Leslie Hood’s life was one of boys’ own adventures: shot down over war-torn France, he was interrogated and hidden by the local resistance.

But his was also a life of small-town normality. As the local teacher, and later curate, he thrived on the simple pleasures of quiet conversation and good books.

Leslie Hood was born in September 1923, in the County Durham town of Seaham. His mother was a deeply religious woman, whose faith her son inherited. His father, a dock worker, had fought in the trenches of the First World War; to his dying day, he regularly woke up in the night screaming “Gas! Gas!”

As a teenager, Leslie worked first as a telegraph boy, then in local mines. His free time, however, was spent climbing to the top of a hill and watching for passing aeroplanes. With the outbreak of the Second World War, therefore, he immediately decided to join the RAF. His mother attempted to bribe her bookish son into a desk job with the gift of a writing bureau. He accepted the gift, but enlisted anyway.

After basic training he returned home to marry a local woman, Olive Shaw. She was already pregnant when her young husband took up his post as navigator on a Lancaster bomber.

They were on a mission over northern France when the plane was shot down. The only crew member to parachute to safety, Mr Hood began to walk through enemy territory. Coming across a farmhouse, he knocked on the door in trepidation. The farmer’s family invited him in, only to question him mercilessly.

Finally, they asked where he had hidden his parachute and a boy was dispatched to retrieve it. Mr Hood later discovered that German soldiers were attempting to infiltrate the French resistance by masquerading as British soldiers. Had the boy not been able to find his parachute, a man with a revolver stood in the next room, ready to kill him.

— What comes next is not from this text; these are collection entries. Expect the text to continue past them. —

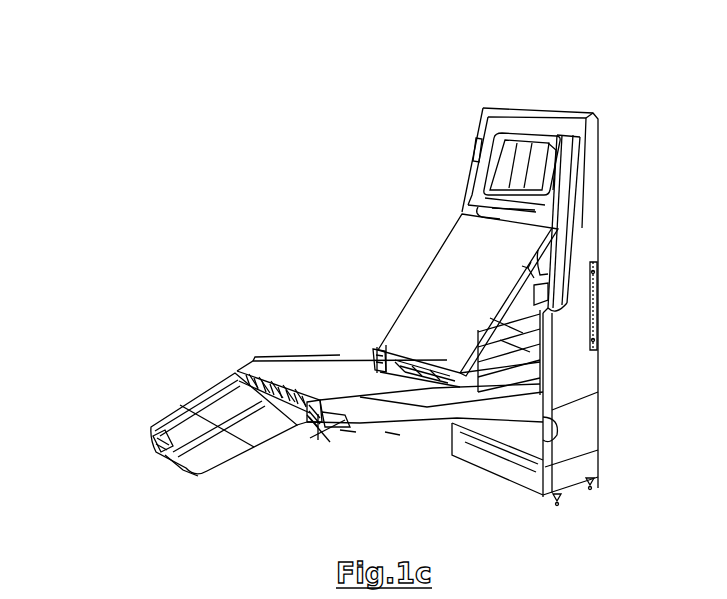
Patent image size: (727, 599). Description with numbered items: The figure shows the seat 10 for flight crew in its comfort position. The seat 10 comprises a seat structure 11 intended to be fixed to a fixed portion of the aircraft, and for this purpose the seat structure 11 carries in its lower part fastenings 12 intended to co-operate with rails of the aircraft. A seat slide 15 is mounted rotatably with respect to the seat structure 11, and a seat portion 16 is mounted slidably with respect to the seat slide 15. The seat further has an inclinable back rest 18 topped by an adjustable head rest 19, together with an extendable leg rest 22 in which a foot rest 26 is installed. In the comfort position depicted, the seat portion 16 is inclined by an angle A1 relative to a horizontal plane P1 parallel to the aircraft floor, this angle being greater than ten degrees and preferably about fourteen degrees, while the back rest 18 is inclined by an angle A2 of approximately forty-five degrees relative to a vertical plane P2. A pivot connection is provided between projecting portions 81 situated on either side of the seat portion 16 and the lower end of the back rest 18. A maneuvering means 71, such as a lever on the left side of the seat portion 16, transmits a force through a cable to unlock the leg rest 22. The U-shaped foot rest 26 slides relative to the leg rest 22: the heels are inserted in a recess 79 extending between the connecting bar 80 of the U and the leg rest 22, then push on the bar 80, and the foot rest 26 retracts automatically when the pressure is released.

The seat 10 is at (313, 130).
The seat structure 11 is at (583, 227).
The fastenings 12 is at (562, 496).
The seat slide 15 is at (457, 413).
The seat portion 16 is at (328, 373).
The back rest 18 is at (450, 272).
The head rest 19 is at (527, 160).
The leg rest 22 is at (213, 393).
The foot rest 26 is at (155, 450).
The maneuvering means 71 is at (340, 428).
The recess 79 is at (160, 438).
The connecting bar 80 is at (172, 455).
The projecting portions 81 is at (376, 350).
The angle A1 is at (392, 437).
The angle A2 is at (540, 303).
The horizontal plane P1 is at (348, 450).
The vertical plane P2 is at (552, 362).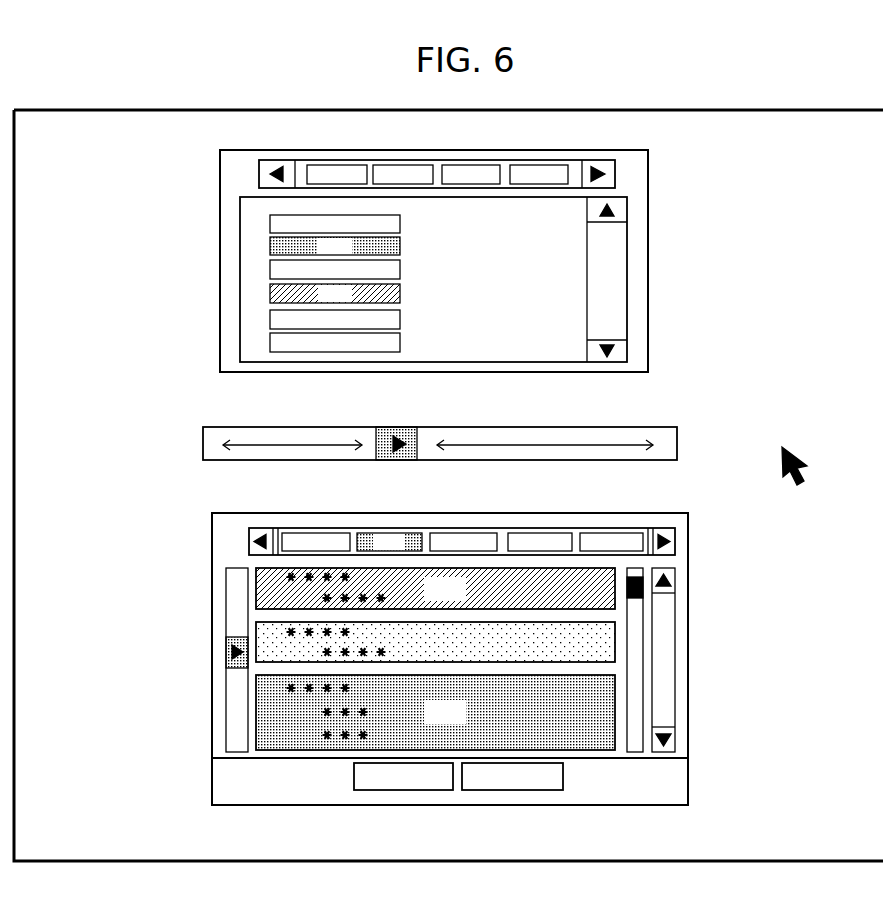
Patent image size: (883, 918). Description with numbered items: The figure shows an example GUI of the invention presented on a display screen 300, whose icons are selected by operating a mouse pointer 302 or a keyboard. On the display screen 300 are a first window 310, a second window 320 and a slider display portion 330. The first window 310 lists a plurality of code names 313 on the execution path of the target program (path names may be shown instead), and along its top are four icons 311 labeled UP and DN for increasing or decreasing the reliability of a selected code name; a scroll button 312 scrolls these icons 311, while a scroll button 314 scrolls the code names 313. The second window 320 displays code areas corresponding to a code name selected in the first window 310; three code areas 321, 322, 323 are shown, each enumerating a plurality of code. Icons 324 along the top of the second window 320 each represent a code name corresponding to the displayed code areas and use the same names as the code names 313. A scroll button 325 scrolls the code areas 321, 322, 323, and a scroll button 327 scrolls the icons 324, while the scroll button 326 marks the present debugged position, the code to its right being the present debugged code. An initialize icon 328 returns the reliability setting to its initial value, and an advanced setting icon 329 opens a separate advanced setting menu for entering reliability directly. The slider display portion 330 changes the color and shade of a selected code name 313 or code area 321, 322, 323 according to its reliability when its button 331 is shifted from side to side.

The display screen 300 is at (802, 172).
The mouse pointer 302 is at (805, 462).
The first window 310 is at (648, 245).
The icons 311 is at (367, 162).
The scroll button 312 is at (616, 175).
The code names 313 is at (400, 296).
The scroll button 314 is at (627, 341).
The second window 320 is at (690, 655).
The code area 321 is at (428, 601).
The code area 322 is at (428, 654).
The code area 323 is at (428, 723).
The icons 324 is at (461, 528).
The scroll button 325 is at (678, 581).
The scroll button 326 is at (228, 638).
The scroll button 327 is at (680, 544).
The initialize icon 328 is at (411, 791).
The advanced setting icon 329 is at (526, 791).
The slider display portion 330 is at (680, 440).
The button 331 is at (402, 429).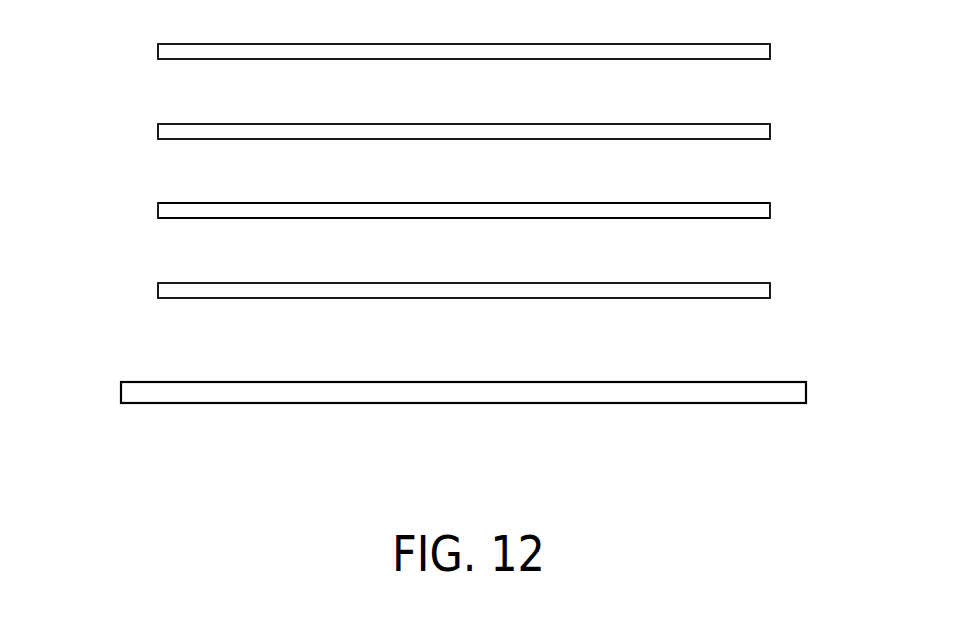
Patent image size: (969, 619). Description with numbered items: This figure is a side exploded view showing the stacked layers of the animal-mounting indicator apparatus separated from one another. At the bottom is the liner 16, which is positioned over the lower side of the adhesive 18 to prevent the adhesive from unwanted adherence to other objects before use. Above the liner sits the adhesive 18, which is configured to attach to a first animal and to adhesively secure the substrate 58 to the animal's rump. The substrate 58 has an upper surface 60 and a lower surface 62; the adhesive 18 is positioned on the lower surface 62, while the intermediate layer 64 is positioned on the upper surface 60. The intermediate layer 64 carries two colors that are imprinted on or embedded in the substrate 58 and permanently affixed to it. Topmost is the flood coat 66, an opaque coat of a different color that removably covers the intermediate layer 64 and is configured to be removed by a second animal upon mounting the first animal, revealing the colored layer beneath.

The flood coat 66 is at (157, 53).
The intermediate layer 64 is at (157, 135).
The substrate 58 is at (157, 214).
The upper surface 60 is at (745, 203).
The lower surface 62 is at (752, 218).
The adhesive 18 is at (157, 294).
The liner 16 is at (806, 393).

Until the Americans liberated the town, more than half a year later, Mr Hood was hidden by the local mayor. By the time he returned home, he had a son, Keith. Two more children, Alan and Lynne, would follow.

Back in Britain, he returned his service equipment: his map, compass and army watch. Later, he would recount the quartermaster’s response: “You’ve just written off a #163;500,000 plane, and you give me a watch?” This punchline was typical of Mr Hood. He had an irrepressible optimism, a tendency to look for the humour in any situation, however bleak.

Always fond of reading, he now decided to train as a teacher. But it was not just his bookishness that attracted him to the profession. He liked people, he liked talking to people. If a stranger sat down next to him in the park, it would only be a matter of minutes before Mr Hood struck up a conversation.

He found a post at Seaham secondary modern, teaching whichever subject required his services: English, maths, RE. Gradually, he became a respected figure in the local community, renowned for his dedication to the job and for Excalibur, the cane he wielded.

Teaching also provided focus for his linguistic pedantry. He was never known to split an infinitive, and would often expostulate over a piece of written text: “Look at this! Look at the bad grammar here!” At the same time, he took immense pleasure in the English language “as it ought to be used”: the language of Dickens and of poetry.

His working life was not over with retirement. Instead, his teaching career had prepared him for his vocation: a call to the priesthood. He was practised at talking to people, at educating them, at helping them through difficult times. Well known at his family church, St John’s of Seaham, he also served as curate for two nearby parishes.

His family believe it was Mr Hood’s faith that sustained him after Olive’s death. And he still had his books. He read widely about the First World War, both fiction and non-fiction. He read about his own war, too: books about Lancaster bombers and missions over northern France.

For decades, he maintained a correspondence with the French villagers who had saved him, latterly embracing the convenience of email. He could converse on almost any subject, however up-to-date. There was very little that did not interest him and he read newspapers cover to cover.

On 27 March, he was sitting up in bed, reading the Book of Common Prayer. He died as he removed his reading glasses to go to sleep.